Im Institut gab es für die Künstlerin keinen festen Tagesablauf. Besonders wichtig war ihr, dass „jeder Tag anders sei“. Oft verwandelte sie das Atelier in eine Nähstube und zeigte auf, dass Erkenntnisse mit der Nähmaschine visualisiert werden können; zumal sie festgenäht, also im Gewebe festgehalten werden müssen. Einmal gestaltete sie ein Dunkelzimmer, um ihren „Nachtschattenraum“ zu präsentieren. Ihre Bilder, alles schwarze Leinwände, die mit leuchtend roten Fäden bestickt waren, mussten dabei angestrahlt werden. Das rote Garn reflektierte einerseits botanische Abbildungen von Blüten und andererseits Illustrationen von Gehirnquerschnitten.

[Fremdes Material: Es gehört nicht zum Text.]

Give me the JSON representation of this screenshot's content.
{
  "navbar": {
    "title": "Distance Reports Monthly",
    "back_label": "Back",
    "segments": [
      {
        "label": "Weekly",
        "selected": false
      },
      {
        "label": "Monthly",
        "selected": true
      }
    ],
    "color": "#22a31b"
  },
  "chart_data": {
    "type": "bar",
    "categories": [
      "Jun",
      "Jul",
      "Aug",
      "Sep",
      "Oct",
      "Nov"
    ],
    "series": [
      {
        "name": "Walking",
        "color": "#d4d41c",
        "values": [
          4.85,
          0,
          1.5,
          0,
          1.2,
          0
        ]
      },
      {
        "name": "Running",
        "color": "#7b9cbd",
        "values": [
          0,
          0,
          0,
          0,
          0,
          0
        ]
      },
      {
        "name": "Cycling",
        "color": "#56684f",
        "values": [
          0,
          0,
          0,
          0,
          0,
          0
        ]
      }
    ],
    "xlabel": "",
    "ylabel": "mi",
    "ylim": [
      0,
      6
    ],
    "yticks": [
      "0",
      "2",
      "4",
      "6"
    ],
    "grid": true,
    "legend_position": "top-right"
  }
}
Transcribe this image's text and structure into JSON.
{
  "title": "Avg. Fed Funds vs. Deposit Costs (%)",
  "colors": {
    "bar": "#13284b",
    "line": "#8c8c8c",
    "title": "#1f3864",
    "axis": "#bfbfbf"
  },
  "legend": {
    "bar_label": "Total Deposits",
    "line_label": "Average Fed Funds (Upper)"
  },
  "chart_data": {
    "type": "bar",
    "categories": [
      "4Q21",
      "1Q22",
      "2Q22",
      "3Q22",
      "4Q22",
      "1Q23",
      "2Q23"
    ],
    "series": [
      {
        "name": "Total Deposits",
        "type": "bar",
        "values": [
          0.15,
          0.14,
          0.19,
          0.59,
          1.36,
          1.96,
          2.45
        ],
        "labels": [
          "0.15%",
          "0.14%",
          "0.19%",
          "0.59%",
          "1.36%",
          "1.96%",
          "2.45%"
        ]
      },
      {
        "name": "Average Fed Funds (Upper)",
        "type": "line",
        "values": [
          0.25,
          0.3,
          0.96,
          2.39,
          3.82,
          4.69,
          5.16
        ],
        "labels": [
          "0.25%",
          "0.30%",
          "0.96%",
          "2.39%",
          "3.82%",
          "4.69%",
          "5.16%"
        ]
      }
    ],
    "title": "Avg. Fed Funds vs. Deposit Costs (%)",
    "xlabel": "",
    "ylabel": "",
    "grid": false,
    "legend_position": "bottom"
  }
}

Das einmalige Experiment zwischen Seet van Hout und dem Donders Institute for Brain, Cognition and Behaviour wurde vom GBK, dem Gelderse Beeldend Kunstenaars (Niederländische Vereinigung für Künstler) initiiert. Seet Van Hout wünscht sich, dass sie in Zukunft öfter mit Wissenschaftlern und Instituten zusammenarbeiten kann. Der wissenschaftliche Transfer hat sie sehr inspiriert. Jedoch geht es van Hout um mehr, als nur das bloße Weiterführen ihrer Kunst. Ihr Experiment soll zum Vorreiter für weitere Projekte werden, um Kunst anderen Interessensgruppen näher zu bringen. Der interdisziplinäre Dialog zwischen Wissenschaft, Kultur und Gesellschaft soll das Gebiet der Kunst – und vor allem die Begeisterung und Anerkennung der Bevölkerung ihr gegenüber – festigen.